Serions-nous réticents à cette forme de prière silencieuse qu’est la contemplation? N’ayons pas peur! Ces moments, jugés inutiles par plusieurs, peuvent devenir (par la grâce à Dieu) non seulement l’occasion de ressourcement spirituel mais également le point de départ d’une action humanitaire bénéfique.
Méditation de Soeur Anne Lécu
Élie, mon frère volcan, combien j’aime ta compagnie. Impulsif, tu voudrais tout vaincre, convertir tout le monde pour ton Dieu, et si possible tout de suite. Dans ton combat avec les faux prophètes, tu fais venir le feu du ciel sur des holocaustes inondés d’eau, et tu te moques de ceux qui ne peuvent pas en faire autant. Mais comme finalement ça ne convainc guère de monde, tu pars bouder au désert, avec des envies de mort, et peut-être de suicide, persuadé que personne ne comprend ton malheur.

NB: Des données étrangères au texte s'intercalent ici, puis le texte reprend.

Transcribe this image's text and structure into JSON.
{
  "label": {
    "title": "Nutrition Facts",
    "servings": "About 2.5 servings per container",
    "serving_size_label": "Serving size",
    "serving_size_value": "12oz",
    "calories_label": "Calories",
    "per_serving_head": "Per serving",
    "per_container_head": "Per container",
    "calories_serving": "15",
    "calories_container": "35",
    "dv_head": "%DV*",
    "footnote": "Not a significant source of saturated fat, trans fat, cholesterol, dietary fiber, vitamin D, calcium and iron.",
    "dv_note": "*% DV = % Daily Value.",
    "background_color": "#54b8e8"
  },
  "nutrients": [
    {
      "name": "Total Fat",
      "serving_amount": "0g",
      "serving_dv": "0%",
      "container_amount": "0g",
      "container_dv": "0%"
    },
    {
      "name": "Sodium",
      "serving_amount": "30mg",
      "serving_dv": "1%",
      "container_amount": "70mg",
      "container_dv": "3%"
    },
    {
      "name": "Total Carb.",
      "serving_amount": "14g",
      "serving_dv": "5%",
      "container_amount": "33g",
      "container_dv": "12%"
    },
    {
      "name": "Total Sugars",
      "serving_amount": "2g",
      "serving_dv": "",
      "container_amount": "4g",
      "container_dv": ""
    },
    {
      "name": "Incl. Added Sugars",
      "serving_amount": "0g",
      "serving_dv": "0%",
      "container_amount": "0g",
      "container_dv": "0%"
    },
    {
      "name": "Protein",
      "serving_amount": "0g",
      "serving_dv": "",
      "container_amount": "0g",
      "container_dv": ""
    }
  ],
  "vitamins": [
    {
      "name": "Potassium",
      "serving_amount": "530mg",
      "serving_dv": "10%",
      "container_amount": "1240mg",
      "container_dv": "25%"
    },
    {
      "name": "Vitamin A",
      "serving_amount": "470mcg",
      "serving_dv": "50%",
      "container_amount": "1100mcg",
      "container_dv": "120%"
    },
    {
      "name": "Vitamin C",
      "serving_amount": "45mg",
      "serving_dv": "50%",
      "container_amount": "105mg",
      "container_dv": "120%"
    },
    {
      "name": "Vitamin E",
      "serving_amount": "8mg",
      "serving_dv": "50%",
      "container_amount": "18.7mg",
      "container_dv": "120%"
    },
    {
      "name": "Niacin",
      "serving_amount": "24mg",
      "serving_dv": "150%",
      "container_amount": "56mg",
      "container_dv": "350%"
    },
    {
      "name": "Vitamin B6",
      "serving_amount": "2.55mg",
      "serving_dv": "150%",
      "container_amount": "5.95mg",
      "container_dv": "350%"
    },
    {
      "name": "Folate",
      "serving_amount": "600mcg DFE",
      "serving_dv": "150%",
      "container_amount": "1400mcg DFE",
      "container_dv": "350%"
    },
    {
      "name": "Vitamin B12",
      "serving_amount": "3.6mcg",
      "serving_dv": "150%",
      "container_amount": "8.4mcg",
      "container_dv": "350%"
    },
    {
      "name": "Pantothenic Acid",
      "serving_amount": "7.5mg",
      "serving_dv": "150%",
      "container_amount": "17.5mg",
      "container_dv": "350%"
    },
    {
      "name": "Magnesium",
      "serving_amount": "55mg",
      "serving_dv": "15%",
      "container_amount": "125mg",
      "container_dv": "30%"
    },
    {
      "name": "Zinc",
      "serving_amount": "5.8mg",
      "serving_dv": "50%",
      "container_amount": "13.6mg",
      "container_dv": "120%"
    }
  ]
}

Élie, mon frère de feu, j’aime la patience de Dieu avec toi, avec nous. Il se moque bien, quand même, notre Dieu, en se révélant dans la brise légère, quelques versets après ton grand show « feu du ciel », en précisant : « le Seigneur n’était pas dans le feu ». Non, notre Dieu n’est pas dans le grand spectacle, dans ce qui fait du bruit, du nombre. Il n’est pas dans les étendards, ni dans les cortèges que l’on montre au journal télévisé de 20 h.
Élie, mon frère impatient, notre Dieu est dans la voix de fin silence qui ne s’entend que quand nous nous taisons. Il est dans le souffle qui porte le corbeau jusqu’à toi pour poser à ton chevet une galette de force, « autrement, le chemin serait trop long pour toi ». Il est dans le silence des soirées de fin d’été, où l’on écoute ensemble, unis par l’amitié, le soleil s’enrouler dans le sommeil pour la nuit.
Oui, Seigneur, tu es dans la respiration du monde qui retient son souffle, à l’heure où Marie se chausse pour aller t’embaumer au tombeau, et où tu l’attends, vivant, debout, au milieu des primevères et des jasmins, comme tu attends chacun de nous.
Prier pour le silence
Seigneur,
Je suis complètement perdu face à toutes ces sollicitations qui s’imposent à moi. Il y a tant de voix qui m’appellent, tant de promesses qui me tendent les bras. Comment savoir si c’est ta volonté ? Si c’est réellement ce que tu veux pour moi ? Je n’arrive pas à t’entendre. Je ne sais pas comment te réserver un espace.
Je t’en supplie, fais régner en moi le silence. Toi qui as fait taire la tempête en lui ordonnant « Silence, tais-toi ! », tu es capable de ramener le calme en moi.
Je suis prêt à t’accueillir, je suis prêt à t’écouter,
À mon tour, je veux être capable de respecter le silence des autres,
Je te rends grâce Seigneur, je sais que dès cet instant, tu me parles dans le silence de mon cœur.